We now have the chapter's foundation: the agent as a stateful distributed component whose reasoning is a remote procedure call (Section 1 and 2), the four classical concerns that arrive the moment a second agent appears (Section 3), and the reframe that makes the rest of the chapter coherent, that orchestrating agents is systems engineering (Section 4). The next section gives the agent its hands, examining tool use and function calling as the mechanism by which an agent's reasoning reaches out and acts on the world. That mechanism, and the distributed calls it triggers, begins in Section 32.2.
Take the single agent of Code 32.1.1 and describe it as a networked service using the vocabulary of Chapter 2. Identify its state, its request and response, the one operation that is a remote procedure call, and at least three distinct failure modes that the in-memory stub hides but a real deployment would face. For each failure mode, name where in the chapter (by section topic) it is addressed.

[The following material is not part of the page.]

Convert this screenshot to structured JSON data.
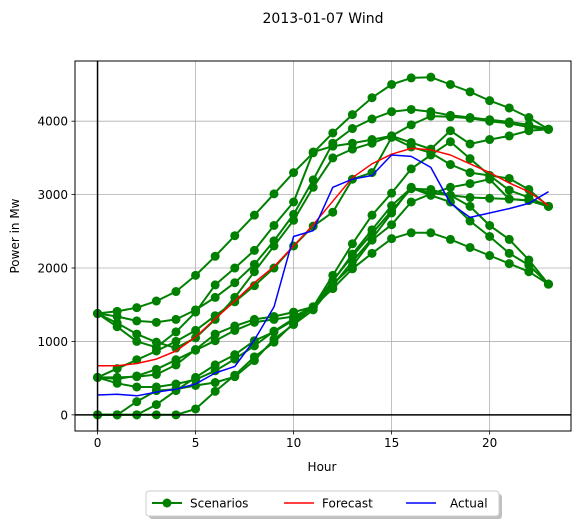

Extend Code 32.1.1 so that run_agent returns the number of reasoning calls it made. Then write a small driver that runs three agents whose outputs feed each other in a chain (agent 1's answer becomes agent 2's task, and so on), and report the total reasoning-call count for the chain. Now change the chain into a round of debate where all three agents see each other's first answer and reason once more, and recount. Relate the two totals to the cost expression $C \approx A \cdot r \cdot c_{\text{call}}$ from Section 3, and state which topology you would choose under a fixed call budget.

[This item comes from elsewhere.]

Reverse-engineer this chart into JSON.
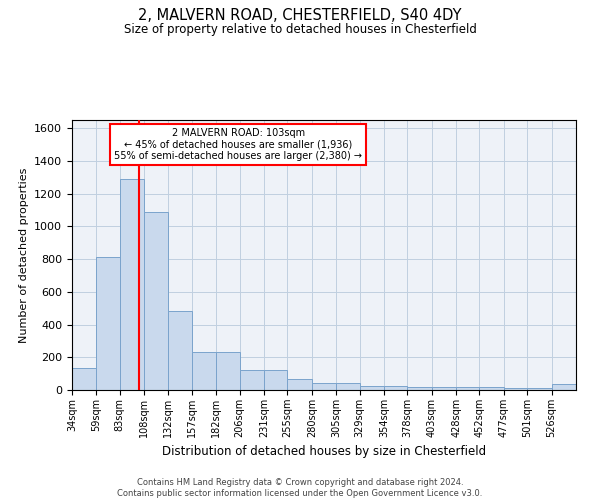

Suppose a single reasoning call costs $c_{\text{call}} = 0.02$ dollars and takes $250$ milliseconds, and tool calls are free and instantaneous. For a task that needs $12$ reasoning calls total, compare two designs: (a) one agent making all $12$ calls sequentially, and (b) four agents making $3$ calls each, fully in parallel, plus one final coordinator call to merge. Compute the dollar cost and the critical-path latency of each. Explain why parallelism across agents lowers latency but not cost, contrasting this with the data-parallel speedup of Section 1.1, and state the condition under which design (b) is worth its extra coordinator call.